De media, 160 animales víctimas de tráfico ilegal se incautan a diario en Colombia
El tráfico ilegal en Colombia está lejos de ser un recuerdo. Es un problema crónico cuyas cifras aumentan año tras año, una actividad que nutre un negocio internacional que, según la Interpol, mueve 17 mil millones de dólares anualmente en el mundo.

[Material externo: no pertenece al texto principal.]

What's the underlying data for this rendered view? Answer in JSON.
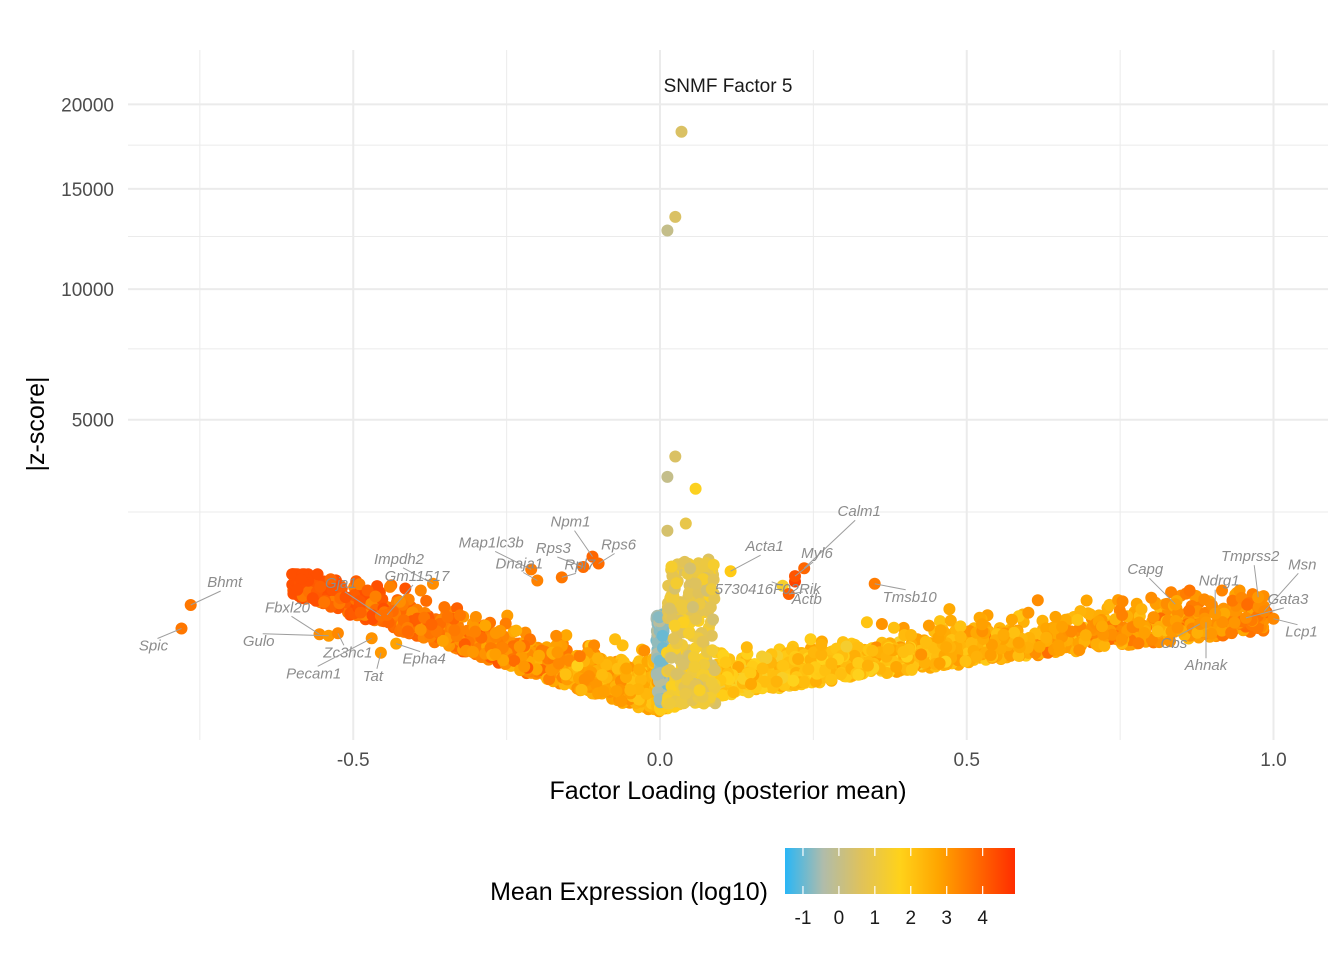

A septiembre de este año, según cifras suministradas por María Antonia Sánchez, directora de la Policía Ambiental y Ecológica, se habían decomisado 58.175 ejemplares de aves, reptiles y mamíferos, una cifra similar a la del 2008 (59.032), pero que duplica la del 2007 (26.545) y triplica la del 2002 (18.096). Son, en promedio, 160 animales incautados al día, principalmente en Sucre, Valle, Córdoba, Santander y Bolívar, y que han llegado allí desde Amazonas, Antioquia, Casanare, Putumayo, Chocó y los llanos orientales. Los reptiles, estrictamente las tortugas, ocupan el primer lugar del tráfico, seguidos por las aves. En estas últimas los más afectados son los loros.

Pero el drama de un animal no termina cuando la Policía lo recupera. Estos se enfrentan a la eutanasia o al cautiverio, ante la falta de infraestructura y de recursos de las autoridades autónomas regionales para liderar procesos de rehabilitación y de reintegración a sus hábitats.
El hecho de que el país sea uno de los más biodiversos lo hace muy atractivo para las mafias del comercio ilegal y para los coleccionistas de peces exóticos y tarántulas, que se apoyan en la falta de ingresos de colonos, indígenas y campesinos, quienes se han vuelto sus proveedores. Y es que en realidad ellos no tienen mucho qué perder, porque si son capturados se enfrentan a penas irrisorias que no superan los cinco años y son excarcelables.